Those of you on the west coast might be familiar with Veggie Grill. It’s a fast food-esque style vegan restaurant with a mile long menu. One of those items is the Bombay Bowl. I had it a while back and enjoyed it so much that I had to learn how to make it at home. It’s actually pretty simple as it’s a lot of layered whole ingredients topped with a savory curry sauce. There’s several steps involved, but the whole process can be sped up by making some of the parts in advance such as the quinoa and roasted vegetables. In all honesty, I enjoyed eating the bombay bowl the day after making it when the ingredients had a chance to cool and flavors mingle.
Start by preparing your vegetables. Use whatever vegetable you desire or have on hand. This might be a good time to use some produce that’s been lingering in your refrigerator a little too long. Roughly cut onion, brussel sprouts, cauliflower, carrots, parsnip, and potatoes into bite-sized pieces. Add to a large bowl and thoroughly combine with olive oil, curry power, turmeric, ground ginger, and liquid aminos.
Evenly distribute vegetables in a single layer onto a baking sheet lined with parchment paper. I cut up a lot of extra vegetables and ended up using 2 baking sheets. Heat oven to 450º and roast vegetables for 30 minutes, stirring occasionally. They will be ready when they are easily pierced with a fork.
Use the time it takes the vegetables to roast to cook the quinoa and prepare the curry sauce. Cook the quinoa according to the package directions (use a 2:1 ration – 2 cups of water or every 1 cup quinoa). Just remember that 2/3 cup of dry quinoa will yield about 2 cups cooked.
In a separate sauce pan, bring half a can of full fat coconut milk to a simmer at medium heat. The milk will begin to thicken and become fragrant after a few minutes. While you wait for this to happen, pour remaining half of milk into a small bowl and combine with curry powder, brown sugar, and liquid aminos. Add milk mixture into pan and continue cooking and stirring until desired consistency is reached.

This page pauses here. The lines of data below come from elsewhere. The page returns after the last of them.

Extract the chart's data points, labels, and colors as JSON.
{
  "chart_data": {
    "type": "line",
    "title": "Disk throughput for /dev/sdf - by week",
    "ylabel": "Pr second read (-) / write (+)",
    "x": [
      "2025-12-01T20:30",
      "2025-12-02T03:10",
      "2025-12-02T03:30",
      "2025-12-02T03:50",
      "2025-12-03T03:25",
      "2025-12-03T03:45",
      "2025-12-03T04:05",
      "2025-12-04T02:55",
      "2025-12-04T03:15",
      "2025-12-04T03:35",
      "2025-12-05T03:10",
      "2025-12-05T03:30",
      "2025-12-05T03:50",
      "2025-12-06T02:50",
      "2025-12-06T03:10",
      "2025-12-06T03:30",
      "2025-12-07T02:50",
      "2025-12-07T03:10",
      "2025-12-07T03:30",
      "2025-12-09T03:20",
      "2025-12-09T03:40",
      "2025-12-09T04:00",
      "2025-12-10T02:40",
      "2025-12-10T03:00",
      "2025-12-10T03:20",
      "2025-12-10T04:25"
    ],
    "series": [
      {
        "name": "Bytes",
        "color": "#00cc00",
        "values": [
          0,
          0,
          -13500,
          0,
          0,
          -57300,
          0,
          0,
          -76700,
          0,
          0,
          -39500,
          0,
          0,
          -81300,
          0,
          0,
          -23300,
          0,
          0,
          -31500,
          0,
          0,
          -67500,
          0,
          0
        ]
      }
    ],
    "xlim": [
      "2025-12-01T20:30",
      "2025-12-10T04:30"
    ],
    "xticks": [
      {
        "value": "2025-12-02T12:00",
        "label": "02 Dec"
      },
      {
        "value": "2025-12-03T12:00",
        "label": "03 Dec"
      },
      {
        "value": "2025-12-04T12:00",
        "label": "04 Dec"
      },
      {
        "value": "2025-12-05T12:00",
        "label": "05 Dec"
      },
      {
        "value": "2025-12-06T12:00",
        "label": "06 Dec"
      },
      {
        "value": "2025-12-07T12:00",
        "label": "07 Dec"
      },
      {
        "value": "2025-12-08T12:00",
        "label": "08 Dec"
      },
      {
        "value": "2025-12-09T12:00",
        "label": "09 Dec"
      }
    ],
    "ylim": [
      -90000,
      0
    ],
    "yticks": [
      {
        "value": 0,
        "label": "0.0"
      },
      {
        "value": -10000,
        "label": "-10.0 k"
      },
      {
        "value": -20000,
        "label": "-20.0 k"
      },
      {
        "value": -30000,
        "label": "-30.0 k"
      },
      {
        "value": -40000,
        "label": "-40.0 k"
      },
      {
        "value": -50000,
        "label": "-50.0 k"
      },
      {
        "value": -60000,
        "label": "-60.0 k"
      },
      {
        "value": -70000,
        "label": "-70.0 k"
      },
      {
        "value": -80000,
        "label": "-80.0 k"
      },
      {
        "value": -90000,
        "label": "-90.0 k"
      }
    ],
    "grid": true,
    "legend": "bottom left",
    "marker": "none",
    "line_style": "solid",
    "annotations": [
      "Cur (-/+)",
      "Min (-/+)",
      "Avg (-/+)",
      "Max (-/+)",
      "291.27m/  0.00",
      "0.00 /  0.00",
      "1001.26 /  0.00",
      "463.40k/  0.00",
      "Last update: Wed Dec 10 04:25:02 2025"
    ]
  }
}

Now begin constructing your bowl by layering your ingredients in this order: handful of spinach, 1/2 cup quinoa, roasted vegetables, 1/4 cup cannellini beans, 3-4 tbsp. curry sauce, and almonds. Enjoy!
- 1 can (12 oz.) full fat coconut milk
- 1 tbsp. curry powder
- 1 tbsp. brown sugar
- 2 tsp. liquid aminos
- 1. Begin by preheating oven to 450º.
- 2. Roughly cut vegetables into 1 inch, bite-sized pieces. Place into a large bowl and combine with olive oil, curry powder, turmeric, growing ginger, and liquid aminos.

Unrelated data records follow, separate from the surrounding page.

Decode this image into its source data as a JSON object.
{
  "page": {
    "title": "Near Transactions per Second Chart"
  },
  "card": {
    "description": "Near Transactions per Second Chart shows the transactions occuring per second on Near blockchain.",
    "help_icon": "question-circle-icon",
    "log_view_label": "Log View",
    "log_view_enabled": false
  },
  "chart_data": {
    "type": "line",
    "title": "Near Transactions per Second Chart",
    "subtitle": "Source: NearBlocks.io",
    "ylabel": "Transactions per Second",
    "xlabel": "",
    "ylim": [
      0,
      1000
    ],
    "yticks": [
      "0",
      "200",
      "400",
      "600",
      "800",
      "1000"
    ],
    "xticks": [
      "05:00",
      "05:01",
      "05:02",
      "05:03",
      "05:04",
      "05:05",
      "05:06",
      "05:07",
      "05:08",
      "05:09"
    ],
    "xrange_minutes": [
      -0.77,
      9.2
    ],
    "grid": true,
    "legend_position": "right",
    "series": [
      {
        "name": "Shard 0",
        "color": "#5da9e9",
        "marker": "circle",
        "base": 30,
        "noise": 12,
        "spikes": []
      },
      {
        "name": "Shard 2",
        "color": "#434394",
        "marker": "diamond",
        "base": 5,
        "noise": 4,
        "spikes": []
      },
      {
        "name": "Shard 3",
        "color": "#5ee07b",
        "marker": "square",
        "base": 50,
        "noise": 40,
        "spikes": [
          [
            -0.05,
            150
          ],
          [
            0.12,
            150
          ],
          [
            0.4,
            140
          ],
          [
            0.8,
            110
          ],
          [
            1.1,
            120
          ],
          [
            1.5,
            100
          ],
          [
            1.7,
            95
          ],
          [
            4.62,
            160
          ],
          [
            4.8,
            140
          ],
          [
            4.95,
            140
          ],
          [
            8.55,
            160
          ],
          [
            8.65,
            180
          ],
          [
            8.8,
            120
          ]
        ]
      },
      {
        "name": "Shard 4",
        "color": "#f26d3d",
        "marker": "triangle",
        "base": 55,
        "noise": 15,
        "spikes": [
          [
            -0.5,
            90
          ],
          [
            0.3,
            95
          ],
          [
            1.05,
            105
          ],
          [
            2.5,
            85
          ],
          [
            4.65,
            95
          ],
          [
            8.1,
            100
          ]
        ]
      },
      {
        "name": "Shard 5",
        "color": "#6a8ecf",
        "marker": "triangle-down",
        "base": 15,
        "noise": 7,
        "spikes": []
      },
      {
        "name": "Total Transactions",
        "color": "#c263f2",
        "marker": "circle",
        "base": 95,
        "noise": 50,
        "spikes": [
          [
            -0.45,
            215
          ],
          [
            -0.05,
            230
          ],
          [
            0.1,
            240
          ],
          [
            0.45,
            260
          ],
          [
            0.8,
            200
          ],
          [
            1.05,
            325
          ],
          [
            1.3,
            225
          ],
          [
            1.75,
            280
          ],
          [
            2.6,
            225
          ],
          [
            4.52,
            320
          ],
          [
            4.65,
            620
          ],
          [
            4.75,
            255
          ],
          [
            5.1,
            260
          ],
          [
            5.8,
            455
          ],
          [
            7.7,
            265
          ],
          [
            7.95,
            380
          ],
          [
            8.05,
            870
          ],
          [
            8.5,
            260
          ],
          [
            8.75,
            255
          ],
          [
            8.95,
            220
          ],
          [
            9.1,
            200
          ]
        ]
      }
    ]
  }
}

- 3. Spread vegetables onto 1-2 cookie sheets lined with parchment paper and roast for 30 minutes, stirring occasionally. Vegetables will be ready when easily pierced with a fork.
- 4. Prepare quinoa according to package while vegetables are in the oven.
- 5. In a sauce pan set to medium heat, bring half a can of coconut milk to a simmer. Allow the milk to cook until it becomes thick and fragrant, about 3 minutes.
- 6. While the coconut milk cooks, combine the other half with the curry powder, brown sugar, and liquid amino in a small bowl.
- 7. Add milk mixture into sauce pan and cook an additional 3-5 minutes stirring constantly until bubbly and thick.
- 8. Construct eat bowl by layering in this order: handful of spinach leaves, 1/2 cup quinoa, roasted vegetables, 1/4 cup cannellini beans, 3-4 tbps. curry sauce, almonds.